SFEBES2023 How Do I…? Sessions How do I…? 1 (6 abstracts)
Royal Victoria Infirmary, Newcastle upon Tyne, United Kingdom
Haematopoietic stem cell transplantation (HSCT), also known as bone marrow transplantation, is a potentially curative therapy mainly indicated in malignant and non-malignant bone marrow disorders. It has resulted in improved survival for patients at the cost of long-term complications. Endocrine and metabolic disorders are the most prevalent sequelae following bone marrow transplantation, primarily caused by powerful conditioning chemotherapy associated with total body irradiation. Primary hypogonadism, as evidenced by secondary amenorrhoea, is treated with hormone replacement therapy in post-pubertal females, aiming to achieve physiological serum levels of oestradiol with due attention to appropriate endometrial protection.

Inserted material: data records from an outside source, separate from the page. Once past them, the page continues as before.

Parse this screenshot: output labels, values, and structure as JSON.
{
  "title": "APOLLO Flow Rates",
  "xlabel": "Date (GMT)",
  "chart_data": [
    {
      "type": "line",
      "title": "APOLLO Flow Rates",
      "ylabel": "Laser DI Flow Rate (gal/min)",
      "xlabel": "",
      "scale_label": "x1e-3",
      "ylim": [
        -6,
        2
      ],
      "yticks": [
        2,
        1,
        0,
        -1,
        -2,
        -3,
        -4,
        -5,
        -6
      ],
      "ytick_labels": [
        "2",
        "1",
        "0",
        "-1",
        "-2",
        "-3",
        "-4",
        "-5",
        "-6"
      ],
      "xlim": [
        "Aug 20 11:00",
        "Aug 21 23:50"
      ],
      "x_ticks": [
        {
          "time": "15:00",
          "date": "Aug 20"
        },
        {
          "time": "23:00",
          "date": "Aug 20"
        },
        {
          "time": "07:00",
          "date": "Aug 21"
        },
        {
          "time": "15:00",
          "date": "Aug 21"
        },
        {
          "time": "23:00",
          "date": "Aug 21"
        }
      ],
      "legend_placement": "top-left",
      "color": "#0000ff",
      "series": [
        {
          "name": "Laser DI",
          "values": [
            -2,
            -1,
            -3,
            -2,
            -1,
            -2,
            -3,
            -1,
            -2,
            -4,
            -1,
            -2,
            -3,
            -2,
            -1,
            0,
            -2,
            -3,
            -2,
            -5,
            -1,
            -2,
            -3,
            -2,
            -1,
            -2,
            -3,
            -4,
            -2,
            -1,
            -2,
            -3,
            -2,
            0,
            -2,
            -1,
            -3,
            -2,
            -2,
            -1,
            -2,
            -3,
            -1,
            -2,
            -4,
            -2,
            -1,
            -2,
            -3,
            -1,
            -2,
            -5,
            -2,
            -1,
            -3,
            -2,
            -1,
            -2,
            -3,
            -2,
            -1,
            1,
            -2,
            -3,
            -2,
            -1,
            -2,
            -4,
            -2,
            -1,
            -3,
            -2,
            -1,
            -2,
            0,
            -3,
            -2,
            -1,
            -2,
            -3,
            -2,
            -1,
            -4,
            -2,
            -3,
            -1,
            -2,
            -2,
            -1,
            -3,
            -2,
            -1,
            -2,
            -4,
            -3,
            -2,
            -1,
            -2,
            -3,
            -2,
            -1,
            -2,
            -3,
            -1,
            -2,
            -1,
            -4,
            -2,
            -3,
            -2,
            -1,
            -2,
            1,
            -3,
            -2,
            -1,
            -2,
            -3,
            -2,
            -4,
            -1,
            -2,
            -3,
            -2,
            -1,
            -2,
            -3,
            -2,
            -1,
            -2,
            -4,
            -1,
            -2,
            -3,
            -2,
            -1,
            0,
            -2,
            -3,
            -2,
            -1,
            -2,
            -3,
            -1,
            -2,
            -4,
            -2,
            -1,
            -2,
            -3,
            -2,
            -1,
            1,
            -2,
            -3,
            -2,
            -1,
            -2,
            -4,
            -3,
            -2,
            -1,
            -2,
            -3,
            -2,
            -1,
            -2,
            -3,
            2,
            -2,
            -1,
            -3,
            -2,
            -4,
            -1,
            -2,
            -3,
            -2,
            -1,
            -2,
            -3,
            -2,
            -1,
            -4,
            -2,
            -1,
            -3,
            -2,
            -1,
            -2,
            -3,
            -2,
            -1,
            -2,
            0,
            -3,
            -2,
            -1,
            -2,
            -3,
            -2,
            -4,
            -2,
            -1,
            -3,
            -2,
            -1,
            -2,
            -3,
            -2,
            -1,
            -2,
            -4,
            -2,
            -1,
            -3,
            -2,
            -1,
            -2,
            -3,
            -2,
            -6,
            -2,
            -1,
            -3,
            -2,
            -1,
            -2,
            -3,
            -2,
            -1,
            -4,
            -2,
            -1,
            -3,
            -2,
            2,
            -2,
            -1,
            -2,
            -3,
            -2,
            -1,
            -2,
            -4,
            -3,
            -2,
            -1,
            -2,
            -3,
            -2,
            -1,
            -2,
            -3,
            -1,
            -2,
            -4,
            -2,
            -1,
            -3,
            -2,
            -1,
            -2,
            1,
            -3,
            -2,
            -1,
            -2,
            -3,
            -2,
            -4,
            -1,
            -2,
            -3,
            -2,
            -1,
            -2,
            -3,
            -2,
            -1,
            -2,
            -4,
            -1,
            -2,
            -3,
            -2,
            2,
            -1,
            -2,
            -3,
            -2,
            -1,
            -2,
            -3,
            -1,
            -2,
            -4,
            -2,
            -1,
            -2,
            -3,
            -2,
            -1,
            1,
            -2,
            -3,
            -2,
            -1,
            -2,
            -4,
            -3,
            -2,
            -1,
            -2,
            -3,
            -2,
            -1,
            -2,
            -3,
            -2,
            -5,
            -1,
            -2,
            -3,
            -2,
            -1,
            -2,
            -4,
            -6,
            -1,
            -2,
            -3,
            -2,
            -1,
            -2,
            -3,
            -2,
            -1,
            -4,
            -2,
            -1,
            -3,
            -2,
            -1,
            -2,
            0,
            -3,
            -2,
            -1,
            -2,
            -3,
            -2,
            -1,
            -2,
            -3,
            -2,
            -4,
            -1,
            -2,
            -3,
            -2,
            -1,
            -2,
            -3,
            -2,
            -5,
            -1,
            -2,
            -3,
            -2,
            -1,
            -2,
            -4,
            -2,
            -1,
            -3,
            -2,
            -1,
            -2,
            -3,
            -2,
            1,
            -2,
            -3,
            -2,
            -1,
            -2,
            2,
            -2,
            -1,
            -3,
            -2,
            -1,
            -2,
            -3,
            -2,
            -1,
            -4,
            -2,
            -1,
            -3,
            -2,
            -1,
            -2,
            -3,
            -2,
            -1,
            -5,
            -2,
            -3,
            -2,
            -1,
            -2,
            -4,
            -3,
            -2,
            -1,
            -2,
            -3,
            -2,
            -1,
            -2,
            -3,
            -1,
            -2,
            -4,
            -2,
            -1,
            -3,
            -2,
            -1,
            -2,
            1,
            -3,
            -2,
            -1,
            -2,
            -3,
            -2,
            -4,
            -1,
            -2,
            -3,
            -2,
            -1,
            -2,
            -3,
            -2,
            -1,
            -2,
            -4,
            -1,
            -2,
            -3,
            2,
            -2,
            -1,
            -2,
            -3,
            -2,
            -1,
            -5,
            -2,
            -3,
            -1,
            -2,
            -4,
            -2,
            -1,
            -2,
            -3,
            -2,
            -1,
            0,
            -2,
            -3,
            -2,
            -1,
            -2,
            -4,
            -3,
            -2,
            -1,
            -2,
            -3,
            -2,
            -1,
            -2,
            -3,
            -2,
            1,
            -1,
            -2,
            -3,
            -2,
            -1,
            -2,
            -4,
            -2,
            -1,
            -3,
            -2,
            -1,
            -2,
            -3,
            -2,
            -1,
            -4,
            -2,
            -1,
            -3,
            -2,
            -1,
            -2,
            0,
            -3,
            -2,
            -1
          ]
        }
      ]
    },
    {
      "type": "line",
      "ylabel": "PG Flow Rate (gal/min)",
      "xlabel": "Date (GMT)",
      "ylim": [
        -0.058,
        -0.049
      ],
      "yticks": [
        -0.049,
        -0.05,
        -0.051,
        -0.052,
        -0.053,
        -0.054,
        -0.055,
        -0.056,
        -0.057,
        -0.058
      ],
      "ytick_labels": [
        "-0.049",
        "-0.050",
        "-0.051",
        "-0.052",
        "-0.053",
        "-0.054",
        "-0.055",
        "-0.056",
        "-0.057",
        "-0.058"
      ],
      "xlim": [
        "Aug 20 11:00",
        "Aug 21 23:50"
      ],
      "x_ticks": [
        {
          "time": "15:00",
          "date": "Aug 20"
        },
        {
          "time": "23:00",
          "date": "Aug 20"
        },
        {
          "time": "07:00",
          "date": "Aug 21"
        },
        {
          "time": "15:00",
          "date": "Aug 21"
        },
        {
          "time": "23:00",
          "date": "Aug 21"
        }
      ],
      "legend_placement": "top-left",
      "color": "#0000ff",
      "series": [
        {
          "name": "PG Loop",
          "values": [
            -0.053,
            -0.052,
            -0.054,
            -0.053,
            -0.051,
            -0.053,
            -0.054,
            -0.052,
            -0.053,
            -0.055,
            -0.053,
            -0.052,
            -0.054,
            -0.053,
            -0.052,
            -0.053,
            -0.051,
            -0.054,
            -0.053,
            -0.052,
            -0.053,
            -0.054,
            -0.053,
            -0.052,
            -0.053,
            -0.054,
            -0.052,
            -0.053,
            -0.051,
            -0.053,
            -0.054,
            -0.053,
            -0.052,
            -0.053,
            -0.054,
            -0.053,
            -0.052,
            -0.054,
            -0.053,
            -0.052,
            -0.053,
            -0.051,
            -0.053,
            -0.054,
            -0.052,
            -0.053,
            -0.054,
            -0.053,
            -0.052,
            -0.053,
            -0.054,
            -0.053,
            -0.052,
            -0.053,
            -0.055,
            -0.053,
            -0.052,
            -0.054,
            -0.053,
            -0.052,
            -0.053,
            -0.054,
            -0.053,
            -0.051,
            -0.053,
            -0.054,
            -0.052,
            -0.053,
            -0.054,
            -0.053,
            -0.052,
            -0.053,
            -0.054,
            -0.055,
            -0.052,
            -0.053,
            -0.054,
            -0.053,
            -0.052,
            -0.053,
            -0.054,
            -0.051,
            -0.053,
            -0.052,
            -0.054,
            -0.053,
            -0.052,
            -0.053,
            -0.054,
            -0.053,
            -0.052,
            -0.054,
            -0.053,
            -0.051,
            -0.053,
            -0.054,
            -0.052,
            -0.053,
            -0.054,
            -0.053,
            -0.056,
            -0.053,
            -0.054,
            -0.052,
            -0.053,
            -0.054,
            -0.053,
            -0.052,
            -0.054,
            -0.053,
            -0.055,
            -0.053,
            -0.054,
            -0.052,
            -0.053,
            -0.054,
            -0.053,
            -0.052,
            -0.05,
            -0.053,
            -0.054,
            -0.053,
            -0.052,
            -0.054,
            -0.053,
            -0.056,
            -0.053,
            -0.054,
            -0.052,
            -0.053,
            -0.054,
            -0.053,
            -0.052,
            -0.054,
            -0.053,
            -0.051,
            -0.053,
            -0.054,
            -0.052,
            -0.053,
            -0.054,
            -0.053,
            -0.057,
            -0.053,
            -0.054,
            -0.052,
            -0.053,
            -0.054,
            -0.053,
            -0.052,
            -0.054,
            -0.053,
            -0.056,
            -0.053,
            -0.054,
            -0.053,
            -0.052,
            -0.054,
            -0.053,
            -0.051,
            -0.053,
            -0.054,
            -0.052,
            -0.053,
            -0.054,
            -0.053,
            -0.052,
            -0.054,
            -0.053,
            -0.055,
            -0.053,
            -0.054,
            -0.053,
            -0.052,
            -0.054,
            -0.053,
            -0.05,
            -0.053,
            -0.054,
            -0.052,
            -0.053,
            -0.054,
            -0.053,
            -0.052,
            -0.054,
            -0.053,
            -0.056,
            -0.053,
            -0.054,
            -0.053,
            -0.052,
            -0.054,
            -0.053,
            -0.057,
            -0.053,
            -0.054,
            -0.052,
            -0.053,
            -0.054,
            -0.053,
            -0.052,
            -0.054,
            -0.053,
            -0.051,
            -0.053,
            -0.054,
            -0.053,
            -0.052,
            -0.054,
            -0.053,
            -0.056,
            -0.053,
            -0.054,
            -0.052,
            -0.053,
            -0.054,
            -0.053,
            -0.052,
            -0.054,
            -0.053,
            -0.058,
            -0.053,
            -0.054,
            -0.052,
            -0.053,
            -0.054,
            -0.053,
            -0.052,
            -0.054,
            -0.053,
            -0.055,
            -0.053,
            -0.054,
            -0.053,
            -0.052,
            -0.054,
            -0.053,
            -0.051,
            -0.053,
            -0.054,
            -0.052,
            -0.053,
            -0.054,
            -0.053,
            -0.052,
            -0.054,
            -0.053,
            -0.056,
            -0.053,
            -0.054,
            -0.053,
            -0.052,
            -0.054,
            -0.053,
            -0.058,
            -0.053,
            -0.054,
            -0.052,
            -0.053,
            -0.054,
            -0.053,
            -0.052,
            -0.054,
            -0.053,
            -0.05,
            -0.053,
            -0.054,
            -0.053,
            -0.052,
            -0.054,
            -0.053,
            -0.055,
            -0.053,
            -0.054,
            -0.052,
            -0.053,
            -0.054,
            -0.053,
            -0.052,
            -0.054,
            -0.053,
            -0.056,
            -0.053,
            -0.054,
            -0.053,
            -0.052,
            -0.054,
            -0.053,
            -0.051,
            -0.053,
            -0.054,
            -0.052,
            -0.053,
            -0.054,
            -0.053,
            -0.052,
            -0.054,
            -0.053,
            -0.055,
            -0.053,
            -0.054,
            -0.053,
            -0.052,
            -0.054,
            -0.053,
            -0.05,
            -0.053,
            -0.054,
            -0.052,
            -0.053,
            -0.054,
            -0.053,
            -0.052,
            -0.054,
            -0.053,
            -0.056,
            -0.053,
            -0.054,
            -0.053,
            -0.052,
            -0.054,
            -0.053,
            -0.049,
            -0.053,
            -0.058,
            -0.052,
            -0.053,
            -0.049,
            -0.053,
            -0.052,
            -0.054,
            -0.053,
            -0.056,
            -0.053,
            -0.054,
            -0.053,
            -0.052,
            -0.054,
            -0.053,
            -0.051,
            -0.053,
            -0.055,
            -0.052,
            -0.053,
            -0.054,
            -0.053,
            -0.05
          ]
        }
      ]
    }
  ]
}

In males, onset of primary hypogonadism may be insidious post HSCT and delay in testosterone replacement may result in poorer quality of life (from hypogonadal symptoms), anaemia and osteoporosis at an early age. Long-term surveillance is therefore not only focused at identifying hypogonadal symptoms but also at biochemical and bone density assessment. HSCT recipients are at an increased risk of metabolic complications in the long term. Surveillance strategies post HSCT should therefore empower patients to adopt healthy lifestyle choices (dietary, exercise, smoking cessation and alcohol consumption) and focus on obesity prevention. Regular screening for dyslipidaemia, hypertension and diabetes allows for early detection and prompt treatment.